The Green God of Pain
An uber-wealthy man hires a faith healer to relieve him of the chronic pain afflicting him since a plane crash many years earlier. His physical therapist protests and learns a hard lesson about faith and pain.
King explores another subject with which he has become acquainted in his autumn years: pain. He explores it in a manner more akin to his youth. Great story.
That Bus is Another World
An Alabama ad executive is desperate trying to make it to a pitch at a Madison Ave. ad agency. Every conceivable delay has been thrown in his way. While sitting impatiently in a cab in traffic, he witnesses a horrific event on an adjacent bus.
I was on the brink of dismissing this story as literary masturbation until the defining event came out of nowhere. This followed by the moral ambiguity of the main character made this one a real chiller.
Obit
A writer for an online news site finds he is gifted/cursed with the ability to kill people by writing snarky obituaries about them. He starts with his editor. He falls for an attractive coworker who puts his power to use to punish the wicked. He finds power is like heroin.
At first, I was completely willing to dismiss this story as a rehash of Word Processor of the Gods. While the story premise is juvenile (I read a story with the exact same premise in a comic book as a child), the first person narrative was so well constructed and so compelling that I ended up enjoying it a great deal. It takes a great author to take a tired, trite premise and make it work.
Drunken Fireworks
A mother-son pair of local rubes engages in an annual fireworks contest with a wealthy Italian family on the other side of the lake. Every year the fireworks get bigger and bigger until one side finally goes too far with disastrous consequences.

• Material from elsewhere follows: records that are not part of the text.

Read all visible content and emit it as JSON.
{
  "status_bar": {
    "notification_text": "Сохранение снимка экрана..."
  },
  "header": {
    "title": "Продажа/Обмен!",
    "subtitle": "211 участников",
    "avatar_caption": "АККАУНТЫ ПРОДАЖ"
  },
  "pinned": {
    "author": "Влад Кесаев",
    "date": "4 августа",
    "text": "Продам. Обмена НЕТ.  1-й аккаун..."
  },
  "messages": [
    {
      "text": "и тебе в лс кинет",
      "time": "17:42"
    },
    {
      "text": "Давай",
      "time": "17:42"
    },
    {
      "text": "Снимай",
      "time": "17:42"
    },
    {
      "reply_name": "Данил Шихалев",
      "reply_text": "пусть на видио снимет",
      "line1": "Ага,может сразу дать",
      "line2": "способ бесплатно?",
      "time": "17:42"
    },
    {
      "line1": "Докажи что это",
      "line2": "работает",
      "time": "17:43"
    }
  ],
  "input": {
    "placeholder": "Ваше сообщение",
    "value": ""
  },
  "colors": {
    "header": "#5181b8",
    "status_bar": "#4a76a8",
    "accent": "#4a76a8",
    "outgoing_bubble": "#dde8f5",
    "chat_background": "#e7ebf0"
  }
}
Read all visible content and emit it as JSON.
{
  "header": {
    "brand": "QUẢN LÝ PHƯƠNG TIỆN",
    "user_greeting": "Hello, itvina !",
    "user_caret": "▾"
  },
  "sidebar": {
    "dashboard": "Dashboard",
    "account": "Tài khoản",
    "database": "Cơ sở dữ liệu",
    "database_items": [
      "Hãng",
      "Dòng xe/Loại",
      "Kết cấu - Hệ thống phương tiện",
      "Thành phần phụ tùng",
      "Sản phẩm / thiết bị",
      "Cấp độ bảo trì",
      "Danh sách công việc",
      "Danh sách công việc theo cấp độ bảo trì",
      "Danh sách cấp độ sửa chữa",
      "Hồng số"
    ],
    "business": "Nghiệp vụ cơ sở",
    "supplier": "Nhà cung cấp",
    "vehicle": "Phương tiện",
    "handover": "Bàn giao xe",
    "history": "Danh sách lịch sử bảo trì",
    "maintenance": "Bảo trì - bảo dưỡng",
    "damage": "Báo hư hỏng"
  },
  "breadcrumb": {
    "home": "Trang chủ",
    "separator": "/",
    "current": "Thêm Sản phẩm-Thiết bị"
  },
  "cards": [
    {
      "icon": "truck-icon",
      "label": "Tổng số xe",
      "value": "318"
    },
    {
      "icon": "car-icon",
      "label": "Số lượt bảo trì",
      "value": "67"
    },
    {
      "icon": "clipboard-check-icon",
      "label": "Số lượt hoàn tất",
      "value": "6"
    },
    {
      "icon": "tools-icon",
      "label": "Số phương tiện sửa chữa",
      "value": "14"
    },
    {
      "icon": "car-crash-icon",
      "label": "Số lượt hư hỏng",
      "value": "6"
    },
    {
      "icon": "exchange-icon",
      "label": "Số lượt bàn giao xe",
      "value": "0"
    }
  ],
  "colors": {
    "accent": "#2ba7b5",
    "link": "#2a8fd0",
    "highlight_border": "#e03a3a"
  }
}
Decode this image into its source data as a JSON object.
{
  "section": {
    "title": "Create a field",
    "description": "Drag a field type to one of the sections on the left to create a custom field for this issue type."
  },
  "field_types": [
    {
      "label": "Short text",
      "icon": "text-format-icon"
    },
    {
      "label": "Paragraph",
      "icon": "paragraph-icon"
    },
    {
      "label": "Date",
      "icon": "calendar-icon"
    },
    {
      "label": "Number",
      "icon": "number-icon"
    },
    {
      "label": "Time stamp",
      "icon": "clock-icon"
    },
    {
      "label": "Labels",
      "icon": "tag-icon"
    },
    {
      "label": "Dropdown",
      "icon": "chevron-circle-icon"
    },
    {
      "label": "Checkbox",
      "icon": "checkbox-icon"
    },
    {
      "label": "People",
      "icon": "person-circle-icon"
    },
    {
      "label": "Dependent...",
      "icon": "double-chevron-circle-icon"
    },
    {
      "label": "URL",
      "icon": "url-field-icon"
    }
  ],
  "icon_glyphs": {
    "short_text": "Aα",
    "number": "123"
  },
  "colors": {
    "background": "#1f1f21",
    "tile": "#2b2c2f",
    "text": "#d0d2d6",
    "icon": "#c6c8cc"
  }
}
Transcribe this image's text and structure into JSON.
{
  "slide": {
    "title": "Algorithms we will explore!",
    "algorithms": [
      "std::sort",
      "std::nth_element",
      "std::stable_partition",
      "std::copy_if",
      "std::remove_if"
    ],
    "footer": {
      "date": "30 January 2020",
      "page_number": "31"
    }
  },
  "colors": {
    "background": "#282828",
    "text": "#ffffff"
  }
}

This story was originally published as a stand-alone novella and sold online. I’m glad I did not pay for it. It was dull with a predictable climax. It also recycled the narrative device employed in Dolores Claiborne. Perhaps the worst story in the book.
Summer Thunder
It’s post apocalyptic America and two men are surviving in rural Maine. They go about surviving as more and more of the animals die around them. Finally, both confront the reality that the end has come. Each faces it in their own way.
I am a sucker for the post-apocalypse and this story has just the right amount of despair and hopelessness.